U.S. Sen. Claire McCaskill suggested our country’s malaise with its government is due in part to Congress spending too much time listening to the “noisemakers” rather than working together to solve the country’s problems. 

In an interview at the Washington Riverfront this week, the moderate Democrat said part of the problem is that there are too many congressmen trying to score political points rather than working on addressing real issues. 

The result is government gridlock and a frustrated electorate. 

She mentioned that no one ever calls her office urging her to compromise. But she gets lots of calls from people on both extremes of the political spectrum telling her how to vote. 

McCaskill said the majority of Missourians and indeed, Americans, are middle-of-the-roaders when it comes to politics. More than playing to the left and right, McCaskill says they just want their government to get things done. 

The majority of people are reasonable, but they aren’t passionate about it. Their views are drowned out by the screamers on both political fringes. 

She pointed to the Affordable Care Act as an example. It’s not perfect, she said, and Congress could improve it, which would be better for the country. 

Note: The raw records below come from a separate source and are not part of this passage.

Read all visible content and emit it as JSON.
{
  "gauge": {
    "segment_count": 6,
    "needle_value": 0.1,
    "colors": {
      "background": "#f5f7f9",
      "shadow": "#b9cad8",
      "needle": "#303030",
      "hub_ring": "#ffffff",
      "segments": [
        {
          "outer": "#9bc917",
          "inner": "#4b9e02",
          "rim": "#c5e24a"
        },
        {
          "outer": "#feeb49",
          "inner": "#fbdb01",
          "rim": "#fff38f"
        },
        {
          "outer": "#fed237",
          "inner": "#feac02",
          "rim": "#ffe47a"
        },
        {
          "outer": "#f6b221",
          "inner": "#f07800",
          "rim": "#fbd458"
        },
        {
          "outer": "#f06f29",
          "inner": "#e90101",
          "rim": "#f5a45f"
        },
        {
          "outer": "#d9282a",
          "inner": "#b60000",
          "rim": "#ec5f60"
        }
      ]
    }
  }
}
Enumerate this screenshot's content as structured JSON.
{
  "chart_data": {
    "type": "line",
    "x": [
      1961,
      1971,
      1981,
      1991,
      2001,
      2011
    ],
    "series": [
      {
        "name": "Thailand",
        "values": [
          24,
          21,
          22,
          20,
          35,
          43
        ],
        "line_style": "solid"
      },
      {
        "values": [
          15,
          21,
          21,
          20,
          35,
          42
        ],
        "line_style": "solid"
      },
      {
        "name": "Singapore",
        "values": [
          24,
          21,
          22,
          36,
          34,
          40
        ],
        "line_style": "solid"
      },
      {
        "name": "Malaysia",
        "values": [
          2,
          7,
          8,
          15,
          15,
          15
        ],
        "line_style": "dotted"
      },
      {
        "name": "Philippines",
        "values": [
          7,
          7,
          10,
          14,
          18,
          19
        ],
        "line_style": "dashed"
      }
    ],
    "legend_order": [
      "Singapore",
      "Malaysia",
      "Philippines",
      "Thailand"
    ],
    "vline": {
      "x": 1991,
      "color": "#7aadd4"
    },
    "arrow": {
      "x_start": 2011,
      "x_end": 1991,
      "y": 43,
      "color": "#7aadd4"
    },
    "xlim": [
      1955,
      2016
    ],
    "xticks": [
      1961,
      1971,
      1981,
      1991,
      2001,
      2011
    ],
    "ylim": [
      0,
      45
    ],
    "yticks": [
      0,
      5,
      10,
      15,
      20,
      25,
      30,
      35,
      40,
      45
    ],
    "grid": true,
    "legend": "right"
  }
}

But that’s unlikely to happen because Republicans are bent on using it as a “political weapon” in the upcoming elections rather than fixing it, according to McCaskill. 

McCaskill is correct when she points out that extremism is hampering the legislative process. No doubt we are a divided nation when it comes to politics and always have been. But there was a time when members of Congress were able to negotiate across the aisle to produce important bills. That is happening with less and less frequency. 

She also is correct in suggesting that those who want compromise in Congress need to make their voices heard. They need to be more passionate. They need to hold Congress accountable for their inaction.

 We need more problem solvers in Congress and fewer ideological placeholders.